Desde sábado, quando a água os obrigou a sair de casa, os moradores carregam o pouco que conseguem salvar e uma dúvida: até quando isso vai continuar?
Solidariedade dos vizinhos
De pés descalços enfrentando a água fria e contando com a solidariedade da vizinhança, o casal Maria Elisabete e Antônio Pereira Gomes, ambos de 58 anos, lamentou as perdas provocadas pela chuva. Mais uma vez.
- A água estava no meu joelho. Tinha entrado em casa no ano passado e nos outros também. Eu já fiz os móveis da cozinha suspensos por causa disso, e mesmo assim não adiantou - desabafou Maria.
Eles foram se abrigar na casa de um dos filhos. Muitos outros moradores, que não têm para onde ir, foram acolhidos em espaços como o salão da Igreja São Sebastião.
Alagamentos em Gravataí
Foi de uma hora para outra que, na tarde de domingo, a água começou a subir na Rua Amapá, no Passo dos Ferreiros, em Gravataí. Não que isso seja novidade. Moradores como a aposentada Geny Azevedo Farias, 70 anos, que vivem na região há mais de duas décadas, infelizmente já estão acostumados a essa realidade.
- Eu fui para a casa da minha filha e na casa dela também entrou água. Antes, não era tão forte. Onde tirar um móvel do lugar, desmancha. Tem de fechar a casa e sair - conforma-se.
Vizinha dela, a balconista Solange Silveira, 35 anos, relata que conseguiu salvar apenas algumas roupas e documentos. De resto, foi perda total.
- Depois, a gente tem de voltar e tirar a sujeira de dentro de casa - desabafa.
Voltou para salvar a cachorra
Com mais de 1m de água dentro de casa, o operador de ponte Luiz Fernando Vargas, 44 anos, ainda teve coragem de enfrentar a noite de domingo para segunda na Rua Cabriúva, depois que os filhos já tinham saído.

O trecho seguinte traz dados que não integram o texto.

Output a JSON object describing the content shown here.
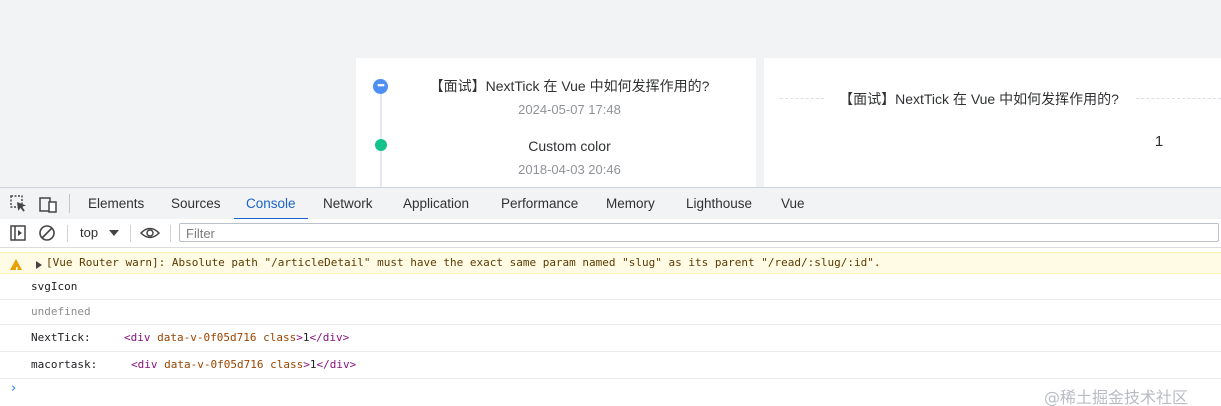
{
  "app": {
    "timeline": [
      {
        "title": "【面试】NextTick 在 Vue 中如何发挥作用的?",
        "timestamp": "2024-05-07 17:48",
        "dot_color": "#4e8ff5",
        "dot_icon": "more-icon"
      },
      {
        "title": "Custom color",
        "timestamp": "2018-04-03 20:46",
        "dot_color": "#13c38a"
      }
    ],
    "detail": {
      "title": "【面试】NextTick 在 Vue 中如何发挥作用的?",
      "value": "1"
    }
  },
  "devtools": {
    "tabs": [
      {
        "label": "Elements",
        "active": false
      },
      {
        "label": "Sources",
        "active": false
      },
      {
        "label": "Console",
        "active": true
      },
      {
        "label": "Network",
        "active": false
      },
      {
        "label": "Application",
        "active": false
      },
      {
        "label": "Performance",
        "active": false
      },
      {
        "label": "Memory",
        "active": false
      },
      {
        "label": "Lighthouse",
        "active": false
      },
      {
        "label": "Vue",
        "active": false
      }
    ],
    "toolbar": {
      "context": "top",
      "filter_placeholder": "Filter"
    },
    "console": {
      "warning": "[Vue Router warn]: Absolute path \"/articleDetail\" must have the exact same param named \"slug\" as its parent \"/read/:slug/:id\".",
      "log1": "svgIcon",
      "log2": "undefined",
      "log3_label": "NextTick:",
      "log4_label": "macortask:",
      "tag_open": "<div",
      "attr": "data-v-0f05d716 class",
      "tag_close_open": ">",
      "inner_text": "1",
      "tag_end": "</div>"
    },
    "colors": {
      "accent": "#1a64c8",
      "warning_bg": "#fffbe5"
    }
  },
  "watermark": "@稀土掘金技术社区"
}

Na manhã de ontem, ele decidiu procurar a cachorra Tuca. Ao encontrá-la, pegou uma sacola com roupas e encarou a água gelada, deixando para trás a moradia alagada.
- Roupeiro, no ano passado foi um, agora foi outro. Uns 80% dos móveis eu perdi. Todo ano é isso, e cada vez é pior - relata.
Bairros e vilas atingidas
Conforme a Defesa Civil de Esteio, as regiões mais atingidas, localizadas na parte Sul da cidade, são Três Marias, Primavera (Jardim das Figueiras, Travessa Jorge Souza de Moraes, Barreiras), Planalto (Vila Boqueirão, Vila Campina e Travessa Bom Fim), Olímpica, Esperança, São José, Liberdade (Vila Navegantes e Vila Nova), Morada I e Morada II, Condomínio Vitória Régia, São Sebastião (Vila Ezequiel, Bom Jesus, Rua Cel. Theodomiro Porto da Fonseca, Vila Rica e adjacentes) e Centro.

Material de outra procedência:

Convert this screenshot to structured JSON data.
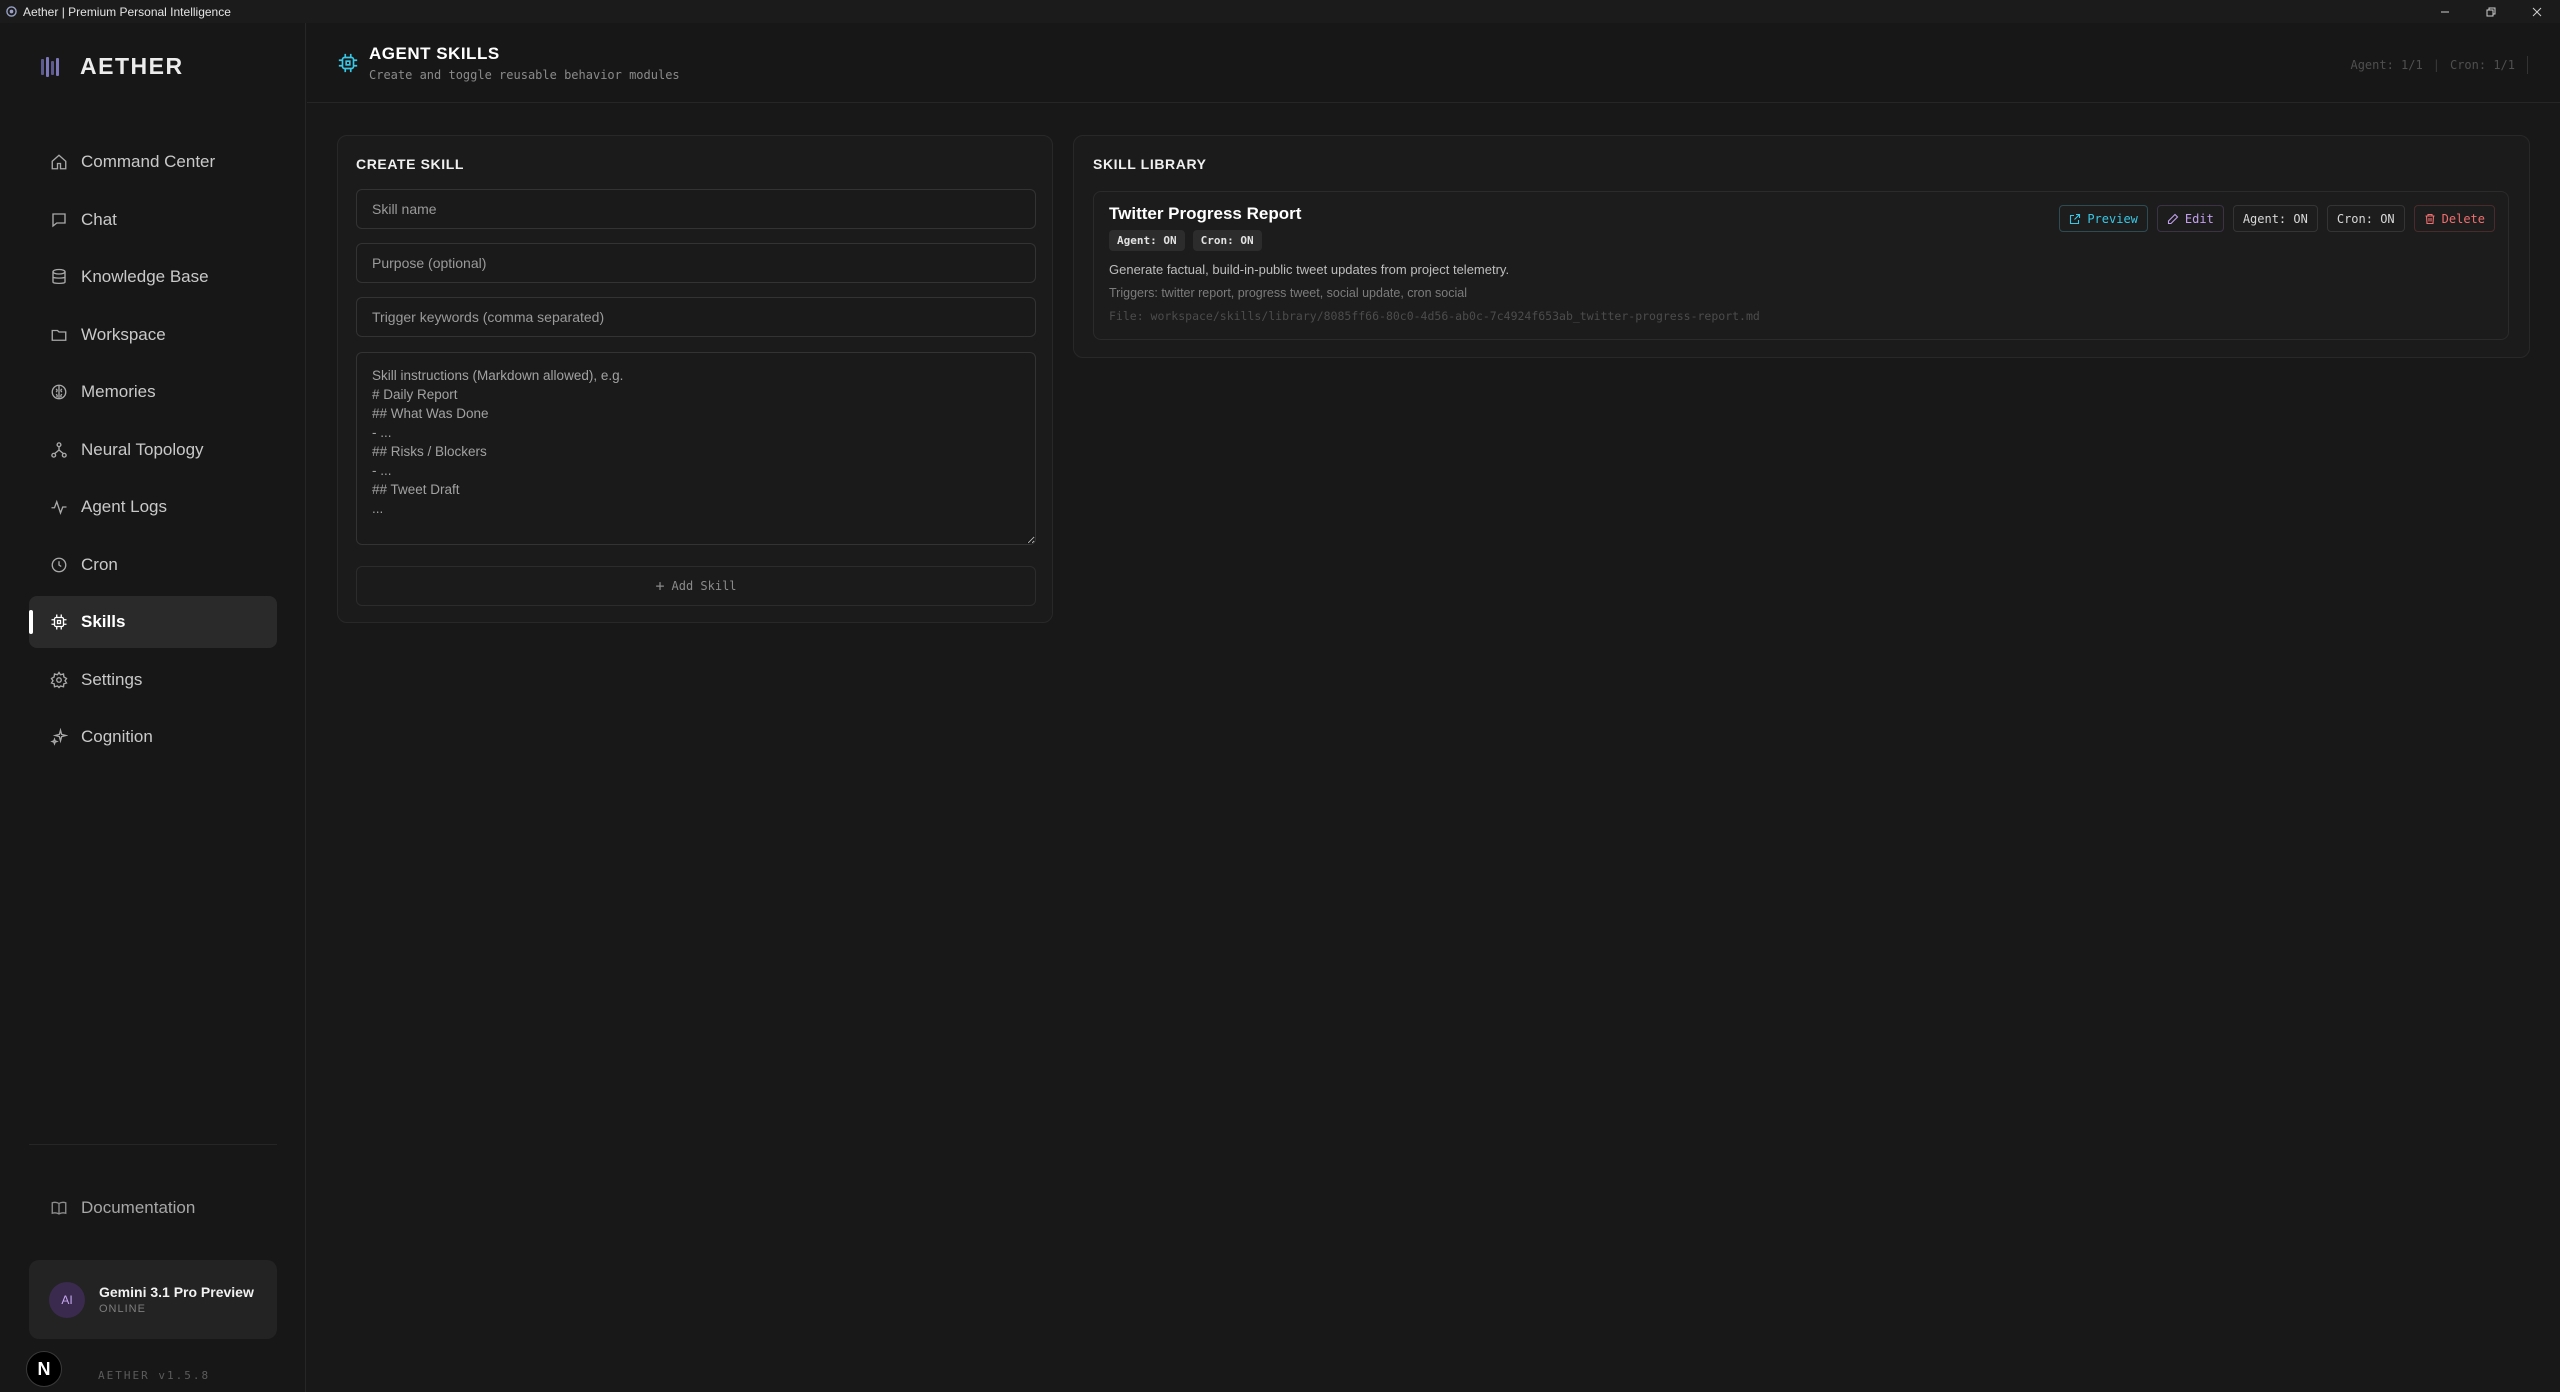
{
  "window": {
    "title": "Aether | Premium Personal Intelligence"
  },
  "sidebar": {
    "brand": "AETHER",
    "items": [
      {
        "label": "Command Center",
        "icon": "home-icon"
      },
      {
        "label": "Chat",
        "icon": "chat-icon"
      },
      {
        "label": "Knowledge Base",
        "icon": "database-icon"
      },
      {
        "label": "Workspace",
        "icon": "folder-icon"
      },
      {
        "label": "Memories",
        "icon": "brain-icon"
      },
      {
        "label": "Neural Topology",
        "icon": "network-icon"
      },
      {
        "label": "Agent Logs",
        "icon": "activity-icon"
      },
      {
        "label": "Cron",
        "icon": "clock-icon"
      },
      {
        "label": "Skills",
        "icon": "cpu-icon",
        "active": true
      },
      {
        "label": "Settings",
        "icon": "gear-icon"
      },
      {
        "label": "Cognition",
        "icon": "sparkles-icon"
      }
    ],
    "documentation": "Documentation",
    "model": {
      "avatar": "AI",
      "name": "Gemini 3.1 Pro Preview",
      "status": "ONLINE"
    },
    "n_badge": "N",
    "version": "AETHER v1.5.8"
  },
  "header": {
    "title": "AGENT SKILLS",
    "subtitle": "Create and toggle reusable behavior modules",
    "agent_stat": "Agent: 1/1",
    "cron_stat": "Cron: 1/1"
  },
  "create": {
    "title": "CREATE SKILL",
    "name_placeholder": "Skill name",
    "purpose_placeholder": "Purpose (optional)",
    "triggers_placeholder": "Trigger keywords (comma separated)",
    "instructions_placeholder": "Skill instructions (Markdown allowed), e.g.\n# Daily Report\n## What Was Done\n- ...\n## Risks / Blockers\n- ...\n## Tweet Draft\n...",
    "add_label": "Add Skill"
  },
  "library": {
    "title": "SKILL LIBRARY",
    "skills": [
      {
        "name": "Twitter Progress Report",
        "tags": [
          "Agent: ON",
          "Cron: ON"
        ],
        "description": "Generate factual, build-in-public tweet updates from project telemetry.",
        "triggers": "Triggers: twitter report, progress tweet, social update, cron social",
        "file": "File: workspace/skills/library/8085ff66-80c0-4d56-ab0c-7c4924f653ab_twitter-progress-report.md",
        "actions": {
          "preview": "Preview",
          "edit": "Edit",
          "agent": "Agent: ON",
          "cron": "Cron: ON",
          "delete": "Delete"
        }
      }
    ]
  },
  "colors": {
    "accent_cyan": "#39c7e5",
    "accent_purple": "#c3a0ee",
    "danger_red": "#ef6f6f"
  }
}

O Projeto de Renaturalização do Arroio Sapucaia é uma das medidas para reduzir os problemas com as enchentes. A avenida Beira-Arroio atuará como dique de contenção contra cheias. Famílias que moram às margens do arroio vão se mudar para 142 novas casas.
Cristiano levou Solange nas costas
Depois de passar toda a noite de domingo para segunda ilhados em cima da cama, o casal de aposentados Solange Vieira, 50 anos, João Antônio da Rosa Ribeiro, 45 anos, a filha Kauany, nove anos, e a cachorrinha Beyoncé contaram com o auxílio de familiares para conseguir sair de casa.
O sobrinho do casal, o motorista Cristiano de Jesus Vieira, 34 anos, carregou a tia e a prima nas costas, enfrentando a água geladíssima em nome da solidariedade.
- Eu estava de cama, com pontada, dor nas costas, na cabeça e febre. Tô apavorada. Perdi o quarto novinho da minha filha, recém estamos terminando de pagar - lamenta Solange.
Com água acima do joelho dentro de casa, a família conseguiu salvar alguns móveis, eletrodomésticos e roupas. Mas após mais de duas décadas enfrentando o mesmo problema no Residencial Village, no Bairro São Sebastião, é a dúvida o que atormenta os moradores.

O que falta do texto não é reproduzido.